Toutefois les prouesses seules ne suffisent plus à faire rêver les connaisseurs. Il leur faut du factuel. Dans ce domaine, l’élément déterminant la qualité de ces merveilles qui disent l’heure en musique est d’ordre purement acoustique. L’adepte ne mesurera jamais la précision d’un tourbillon à l’oreille, ne calculera jamais l’écart résiduel existant entre un chronographe mécanique et une version à quartz. Mais n’importe quel amateur un tant soit peu mélomane aura un avis tranché sur la qualité sonore d’une répétition minutes. Aiguë, lente, rapide et surtout trop peu sonore sont les mots que l’on entend souvent. Autant de travail parfois mis à mal pour un petit bémol de trop, pour quelques décibels étouffés. Dans cet univers très concurrentiel, certains fanatiques se sont mis en tête de tester au sonomètre ces garde-temps comme le fait la police des scooters pétaradants dans les rues des grandes métropoles. Au-delà de l’aspect ludique et froid de pareil exercice, les valeurs chiffrées n’offrent rien de mieux que ce qu’une oreille experte pourrait obtenir, avec la beauté du geste en plus.
Le temps en théorie musicale
Dans l’absolu, on reproche aux montres-bracelets dotées de mécanismes permettant de sonner les heures, les quarts et les minutes à la demande de ne pas avoir la puissance sonore des montres à répétition minutes que les anciens portaient dans la poche.

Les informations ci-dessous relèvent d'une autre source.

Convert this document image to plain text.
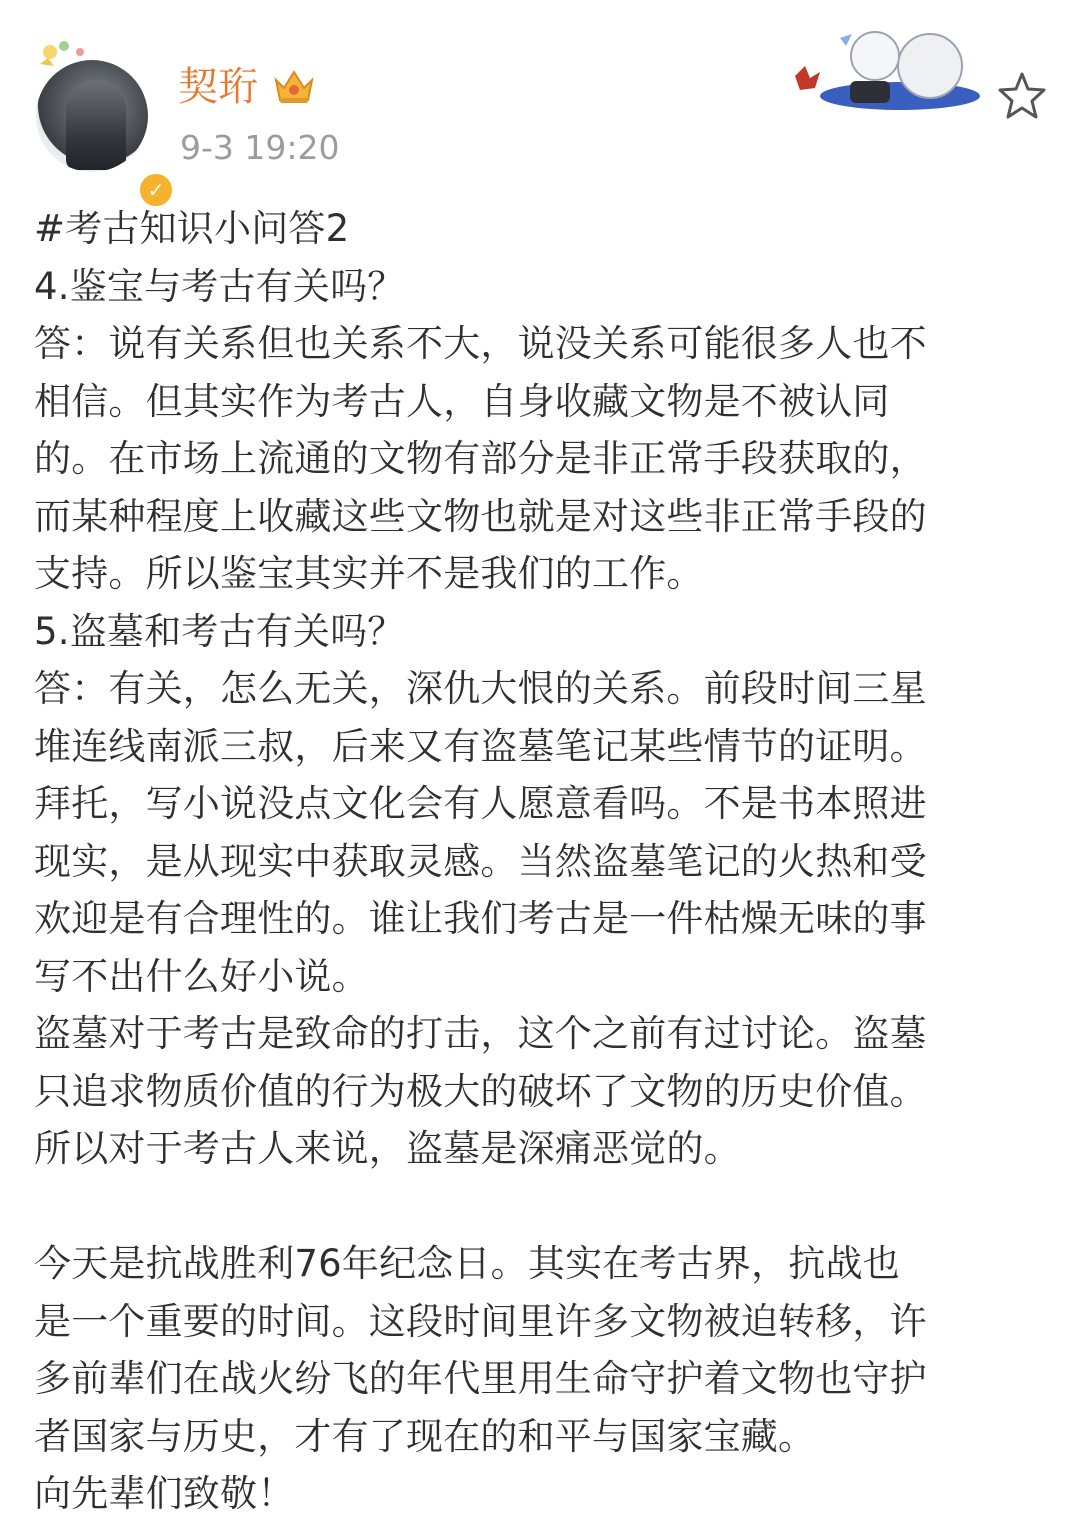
✓
契珩
9-3 19:20
#考古知识小问答2
4.鉴宝与考古有关吗？
答：说有关系但也关系不大，说没关系可能很多人也不
相信。但其实作为考古人，自身收藏文物是不被认同
的。在市场上流通的文物有部分是非正常手段获取的，
而某种程度上收藏这些文物也就是对这些非正常手段的
支持。所以鉴宝其实并不是我们的工作。
5.盗墓和考古有关吗？
答：有关，怎么无关，深仇大恨的关系。前段时间三星
堆连线南派三叔，后来又有盗墓笔记某些情节的证明。
拜托，写小说没点文化会有人愿意看吗。不是书本照进
现实，是从现实中获取灵感。当然盗墓笔记的火热和受
欢迎是有合理性的。谁让我们考古是一件枯燥无味的事
写不出什么好小说。
盗墓对于考古是致命的打击，这个之前有过讨论。盗墓
只追求物质价值的行为极大的破坏了文物的历史价值。
所以对于考古人来说，盗墓是深痛恶觉的。
今天是抗战胜利76年纪念日。其实在考古界，抗战也
是一个重要的时间。这段时间里许多文物被迫转移，许
多前辈们在战火纷飞的年代里用生命守护着文物也守护
者国家与历史，才有了现在的和平与国家宝藏。
向先辈们致敬！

Ces garde-temps à la subtile mécanique ont en commun avec les instruments de musique de grande facture d’être des objets d’art dont la magie naît de l’émotion auditive qu’elles produisent. Pour faire vibrer l’âme humaine, pour induire la passion, beaucoup d’horlogers et de grandes maisons ont repensé en des termes scientifiques tout ce que l’on croyait savoir sur les montres à sonnerie.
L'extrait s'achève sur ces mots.